Ele voltou com uma camiseta preta de botão.

— Acho que preto combina com você. - disse ele. Entregou a camiseta a ela e voltou a deitar-se na cama. - Posso dormir aqui hoje?

— Pode! Eu adoraria. - ela andou em direção ao banheiro. Fechou a porta atrás de si e perguntou – Eu vou fazer o almoço amanhã, você gosta de comida italiana?

— Gosto.

— Você tem macarrão e molho? Vou precisar de queijo também e se tiver alguma carne eu farei umas almôndegas. Não sei se é italiano na verdade, eu que inventei o prato , sabe? James? - ela abriu a porta e James já não estava no quarto.

Ela apagou a luz do banheiro e ficou se questionando onde ele havia ido. Ouviu passos pesados no corredor.

— Voltei. - disse ele – O armário já está abastecido , esqueci de dizer que Brigite fez compras na terça. Tem o que você precisa para fazer o almoço na geladeira ou no armário.

— Bom, então… - ela desforrou a cama e deitou-se. - Você vem? - ela bocejou

— Você ficou linda nesta blusa. Ficou melhor do que eu – disse ele fechando a porta atrás de si.

Ela acendeu o abajur para que ele não caminhasse no escuro até a porta. Ele andou em direção da cama, sentou-se e pegou nos pés dela.

— Você não me contou sobre sua cicatriz. - disse ele – Como foi?

Ele sentou-se perto de seus pés e acariciou a cicatriz.

— Bom, eu era enfermeira. Estava faltando remédio e fui buscar em um posto que havia sido abandonado. Foi bombardeado mas ainda haviam remédios lá. Haviam alguns homens  nazistas pervertidos rondando o lugar e me viram. Eu corri por entre os escombros e escorreguei e foi ai que cortei. Meu pé ficou enganchado no meio de algumas pedras.

— E os pervertidos?

— Eu tinha uma arma, matei os três.

— Essa é minha garota. - ele beijou os pés dela. - Quantos anos você tinha?

— 17 anos.

— Então você tem 27 anos?

— Sim.

— E não casou?

— Algumas de nós que voltamos da Guerra, não voltamos tão normais quanto no dia que fomos. A guerra te fode toda e de bônus você fica com pesadelos quando dorme. Eu tenho 27 mas me comporto como se tivesse 40 anos. Eu não consigo ser como as outras meninas e ainda fica difícil me adaptar.

— Não pensa em casar?

— Não penso. Mas não significa que não queira…apenas não penso... não mais.
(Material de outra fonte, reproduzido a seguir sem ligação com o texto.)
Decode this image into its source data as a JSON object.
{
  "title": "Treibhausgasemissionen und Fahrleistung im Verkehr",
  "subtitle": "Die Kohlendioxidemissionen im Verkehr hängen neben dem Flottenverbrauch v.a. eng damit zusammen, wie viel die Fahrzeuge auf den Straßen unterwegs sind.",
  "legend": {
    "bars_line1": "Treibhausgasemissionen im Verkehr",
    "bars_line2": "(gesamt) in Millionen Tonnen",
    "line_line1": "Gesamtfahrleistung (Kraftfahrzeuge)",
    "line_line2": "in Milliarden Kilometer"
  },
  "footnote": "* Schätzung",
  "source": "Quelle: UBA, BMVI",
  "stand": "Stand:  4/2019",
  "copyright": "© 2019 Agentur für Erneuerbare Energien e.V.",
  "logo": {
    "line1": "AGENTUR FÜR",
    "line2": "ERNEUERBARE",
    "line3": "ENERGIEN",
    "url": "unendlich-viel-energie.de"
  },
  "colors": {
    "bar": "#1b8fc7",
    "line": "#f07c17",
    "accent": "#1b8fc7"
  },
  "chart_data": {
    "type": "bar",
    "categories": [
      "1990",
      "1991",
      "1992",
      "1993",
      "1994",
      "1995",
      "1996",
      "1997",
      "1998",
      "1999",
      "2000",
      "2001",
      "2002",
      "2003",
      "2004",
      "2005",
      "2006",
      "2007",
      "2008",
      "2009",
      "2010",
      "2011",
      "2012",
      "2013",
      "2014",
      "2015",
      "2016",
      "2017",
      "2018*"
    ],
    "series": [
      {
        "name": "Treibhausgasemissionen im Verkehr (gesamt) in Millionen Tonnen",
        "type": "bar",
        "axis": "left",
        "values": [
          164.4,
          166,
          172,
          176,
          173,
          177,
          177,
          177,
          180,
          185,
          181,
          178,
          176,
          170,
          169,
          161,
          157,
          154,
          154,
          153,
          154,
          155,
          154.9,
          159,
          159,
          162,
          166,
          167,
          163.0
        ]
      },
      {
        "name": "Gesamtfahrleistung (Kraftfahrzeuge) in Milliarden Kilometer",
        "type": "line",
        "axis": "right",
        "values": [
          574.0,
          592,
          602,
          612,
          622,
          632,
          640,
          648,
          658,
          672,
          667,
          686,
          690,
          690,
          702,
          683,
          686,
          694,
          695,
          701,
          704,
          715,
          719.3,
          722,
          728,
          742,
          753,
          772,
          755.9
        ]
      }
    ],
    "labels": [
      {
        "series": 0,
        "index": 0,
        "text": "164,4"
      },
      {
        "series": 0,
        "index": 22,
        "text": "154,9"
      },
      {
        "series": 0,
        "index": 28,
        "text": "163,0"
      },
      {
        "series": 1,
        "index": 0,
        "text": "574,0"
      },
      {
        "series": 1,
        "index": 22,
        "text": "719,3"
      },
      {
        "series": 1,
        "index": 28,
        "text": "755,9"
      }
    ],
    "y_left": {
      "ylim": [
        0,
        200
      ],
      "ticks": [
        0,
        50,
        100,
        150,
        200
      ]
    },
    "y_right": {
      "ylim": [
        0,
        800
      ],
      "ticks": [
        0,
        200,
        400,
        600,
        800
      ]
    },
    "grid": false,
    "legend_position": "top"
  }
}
— Você encontrou alguém lá?

— Como assim?

— Algum rapaz?

— Se eu encontrei ou eu o matei ou morreu na maca enquanto eu costurava o intestino. - Olívia respondeu rápido.

  Agora, James já sabia que ela era 3 anos mais velha do que ele e uma solteirona que veio da guerra e provavelmente grita no meio da noite achando que está no front.  Ele deitou-se ao seu lado e apagou a luz. Trouxe o lençol para si e a abraçou. Eles ficaram dispostos em forma de concha e ele disse .

— Deve ter sido difícil para você por todos esses anos. - ele disse , sussurrando .

— A gente supera com o tempo. Mas meus pais não ficaram nada felizes.

— Porque eles querem que você se case?

— Sim e que eu desista da ideia de morar só. Eu já estou tão velha que o mínimo que pode acontecer comigo por morar só é ter menopausa.

James riu.

— Você não é tão velha assim.

— Sou sim. Sou aquelas velhas corocas que grita com crianças e destrói as bolas que caem no quintal.